Mozer echoed past pronouncements that space operations have become as crucial to national security as military operations on land, air and sea — and said the United States would have to rely on new technologies developed by private industry. “Gone are the days when government drove all the innovation in space,” he said.

He singled out China and Russia as America’s top rivals on the final frontier. If those countries could degrade U.S. capabilities in satellite communications and surveillance, that could give China an opening to expand its dominance in the South China Sea, or alter the dynamics for Russian encroachment on NATO’s turf, he said.

“It’s a national imperative to win this space race,” Mozer said.

In an echo of the early ’60s, Mozer claimed that the clash of national interests “will extend to the moon soon.”

“China has a national plan not only to explore the moon, but to put Chinese settlers on the surface and exploit the resources of the moon,” he said. “The Chinese national goal is to be the technologically dominant global power by the 2040s. China’s reach, in its military sense, will extend to the moon and possibly beyond. From a national defense strategy perspective, we must ensure that we have the technology to surpass China’s reach.”

He said the top trends in space technology include spacecraft miniaturization and greater spacecraft autonomy — potentially including artificial intelligence for space operations. “These technologies may drive new modes of warfare,” Mozer said.

The rise of satellite mega-constellations will complicate the picture even further. In May, SpaceX deployed the first 60 spacecraft for what’s expected to be a Starlink broadband data constellation comprising thousands of satellites. Other companies, including OneWeb and Amazon’s Project Kuiper, have plans for thousands more.

Mozer said government officials were just starting to work through the challenges for space traffic management raised by the first 60 Starlink satellites. “We have no idea what the second or third tier of such a constellation might mean,” he said.

One aspect of NASA’s space exploration plan sparked some pushback at the NewSpace conference, which tends to draw heavily on the entrepreneurial side of the space industry. During the Q&A part of his presentation, Turner came in for questions about NASA spending on the heavy-lift Space Launch System and Orion deep-space capsule.
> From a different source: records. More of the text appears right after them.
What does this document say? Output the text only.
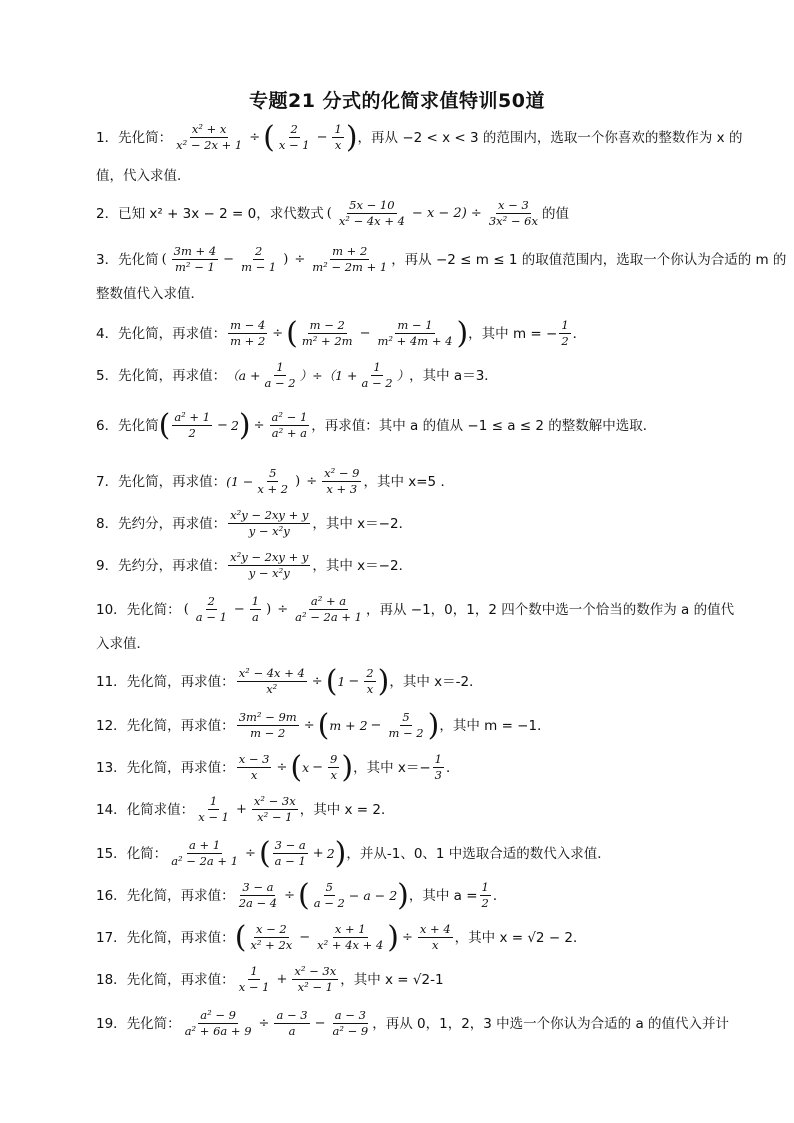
专题21 分式的化简求值特训50道
1． 先化简： $\frac{\text{x² + x}}{\text{x² − 2x + 1}}$ ÷ ( $\frac{2}{x - 1} - \frac{1}{x}$ ) ，再从 −2 < x < 3 的范围内，选取一个你喜欢的整数作为 x 的
值，代入求值．
2． 已知 x² + 3x − 2 = 0，求代数式 ( $\frac{5x - 10}{\text{x² − 4x + 4}} - x - 2) \div \frac{x - 3}{\text{3x² − 6x}}$ 的值
3． 先化简 ( $\frac{3m + 4}{\text{m² − 1}} - \frac{2}{m - 1}$ ) ÷ $\frac{m + 2}{\text{m² − 2m + 1}}$ ，再从 −2 ≤ m ≤ 1 的取值范围内，选取一个你认为合适的 m 的
整数值代入求值．
4． 先化简，再求值： $\frac{m - 4}{m + 2}$ ÷ ( $\frac{m - 2}{\text{m² + 2m}} - \frac{m - 1}{\text{m² + 4m + 4}}$ ) ，其中 m = − $\frac{1}{2}$ ．
5． 先化简，再求值： $(a + \frac{1}{a - 2} )\div(1 + \frac{1}{a - 2}$ ） ，其中 a＝3．
6． 先化简 ( $\frac{\text{a² + 1}}{2} - 2$ ) ÷ $\frac{\text{a² − 1}}{\text{a² + a}}$ ，再求值：其中 a 的值从 −1 ≤ a ≤ 2 的整数解中选取．
7． 先化简，再求值： ($1 - \frac{5}{x + 2}$ ) ÷ $\frac{\text{x² − 9}}{x + 3}$ ，其中 x=5 ．
8． 先约分，再求值： $\frac{\text{x²y − 2xy + y}}{\text{y − x²y}}$ ，其中 x＝−2．
9． 先约分，再求值： $\frac{\text{x²y − 2xy + y}}{\text{y − x²y}}$ ，其中 x＝−2．
10． 先化简： ( $\frac{2}{a - 1} - \frac{1}{a}$ ) ÷ $\frac{\text{a² + a}}{\text{a² − 2a + 1}}$ ，再从 −1，0，1，2 四个数中选一个恰当的数作为 a 的值代
入求值．
11． 先化简，再求值： $\frac{\text{x² − 4x + 4}}{\text{x²}}$ ÷ ( $1 - \frac{2}{x}$ ) ，其中 x＝-2．
12． 先化简，再求值： $\frac{\text{3m² − 9m}}{m - 2}$ ÷ ( $m + 2 - \frac{5}{m - 2}$ ) ，其中 m = −1．
13． 先化简，再求值： $\frac{x - 3}{x}$ ÷ ( $x - \frac{9}{x}$ ) ，其中 $x=- \frac{1}{3}$ ．
14． 化简求值： $\frac{1}{x - 1} + \frac{\text{x² − 3x}}{\text{x² − 1}}$ ，其中 x = 2．
15． 化简： $\frac{a + 1}{\text{a² − 2a + 1}}$ ÷ ( $\frac{3 - a}{a - 1} + 2$ ) ，并从-1、0、1 中选取合适的数代入求值．
16． 先化简，再求值： $\frac{3 - a}{2a - 4}$ ÷ ( $\frac{5}{a - 2} - a - 2$ ) ，其中 $a = \frac{1}{2}$ ．
17． 先化简，再求值： ( $\frac{x - 2}{\text{x² + 2x}} - \frac{x + 1}{\text{x² + 4x + 4}}$ ) ÷ $\frac{x + 4}{x}$ ，其中 x = √2 − 2．
18． 先化简，再求值： $\frac{1}{x - 1} + \frac{\text{x² − 3x}}{\text{x² − 1}}$ ，其中 x = √2-1
19． 先化简： $\frac{\text{a² − 9}}{\text{a² + 6a + 9}} \div \frac{a - 3}{a} - \frac{a - 3}{\text{a² − 9}}$ ，再从 0，1，2，3 中选一个你认为合适的 a 的值代入并计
Critics of the SLS-Orion development effort, which has Boeing and Lockheed Martin as prime contractors but is managed by NASA, say it’d be faster and cheaper to use SpaceX’s Falcon Heavy rocket, which has already been launched twice — or the SpaceX Starship launch system, which is in an early stage of development.

In response to the questions, Turner said NASA was currently committed to SLS and Orion for the initial missions to the moon in the early to mid-2020s, but could consider a wider range of space transportation systems once they’re up and running. He emphasized that such systems would have to be certified as safe for human passengers.

“At some point, when those other vehicles are ready and demonstrating that heavy-lift capacity, for a human-rated vehicle, then we will transition to those,” he said.

One of the questioners was Peter Garretson, an independent strategy consultant who focuses on space and defense. After the session, Garretson told GeekWire that he’d like to see NASA reconsider its plans sooner rather than later.

“We really need to stop and take a second look: Is this the right architecture, to go fast or to go far?” Garretson said.